Aristoteles mau yang konkret, karena itu ia percaya pada indera. Ia tentu juga percaya pada akal budi, karena itu ia percaya sebab Tuhan. Padahal keduanya tidak bisa diindera.
Pengetahuan indera menurut Aristoteles memberikan kita pengetahuan tentang bentuk benda tanpa materinya. Maksudnya yang kita dapatkan dari inderawi hanyalah apa yang tampak oleh mata, terdengar oleh telinga, teraba oleh kulit, dan terbau oleh hidung. Materinya sendiri tidak pernah bisa kita masukkan ke dalam diri kita. Melalui bentuk itulah kemudian akal indera mendapatkan bahan bagi kegiatan berfikirnya. Pengalaman indera hanya terbatas pada situasi konkret.
Paham positivisme yang dibawa oleh Auguste Comte ialah satu-satunya wujud yang real adalah yang positif, yakni yang bisa diobservasi melalui indera saja. Segala wujud yang berada dibalik hal tersebut atau yang berada di luar jangkauan observasi indera, hanyalah hasil spekulasi pikiran manusia yang tidak memiliki realitas ontologis di luar kesadaran manusia.

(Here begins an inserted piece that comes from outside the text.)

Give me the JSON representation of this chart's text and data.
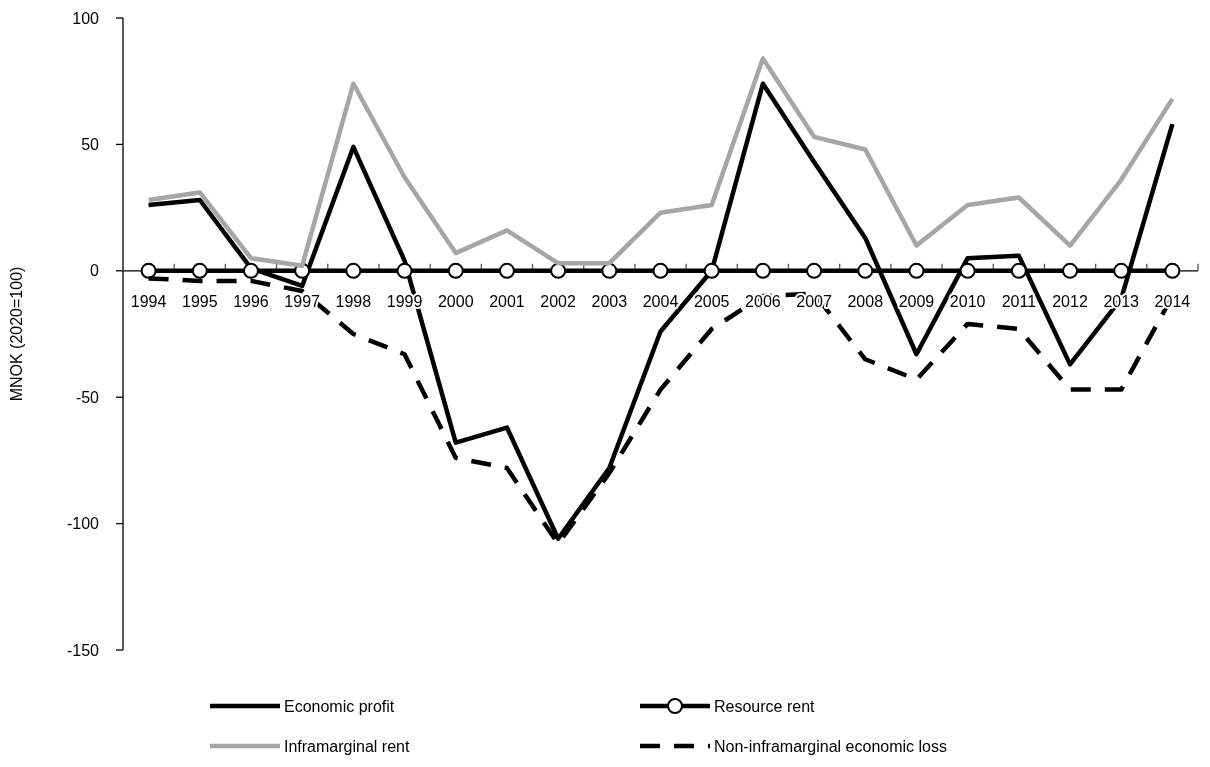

Pandangan Aristoteles bertentangan dengan paham positivisme, karena Aristoteles percaya pada akal budi dan indera, jadi dia mempercayai dengan adanya hal yang metafisik. Aristoteles juga percaya adanya Tuhan buktinya Tuhan sebagai penyebab gerak. Pandangan Aristoteles ini sebagai dasar pemikiran filsafat islam.
Bagi filosof islam, seperti Al-Kindi, menurutnya hal yang metafisik ini meliputi hakikat Tuhan, wujud Tuhan, dan sifat-sifat Tuhan. Bukti adanya Tuhan, menurut Al-Kindi (1) barunya alam, (2) keaneragaman dalam wujud, (3) kerapian alam. Pendapat auguste Comte sudah ditentang oleh filosof islam, dengan menampilkan pandangannya. Dan para filosof islam mempercayai dengan adanya hal yang tidak tampak itu. Mereka juga memberikan pengertian yang mudah dipahami mengenai hal yang tidak tampak, sehingga pandangan positivisme sudah berkurang. Terutama dengan munculnya agama, karena setiap agama pasti mempercayai hal yang tidak tampak. Positivisme pada saat ini sudah tidak cocok lagi, karena saat ini semua masyarakat sudah memiliki agama, sehingga mereka mempercayai dengan hal yang tidak dapat ditangkap oleh panca indera. Sekalipun orang yang tidak beragama, sebenarnya mereka juga mempercayai adanya hal yang tidak tampak itu, karena mereka sudah terbelenggu oleh pemikiran dirinya sendiri.

Sumber: 
Abdul Hakim, Atang, Ahmad Saebani, Beni, Filasafat Umum, Pustaka Setia, Bandung, 2008.
Q-Anees, Bambang, Juli A Hambali Raden, Filsafat Untuk Umum, Prenada Media, Jakarta 2003.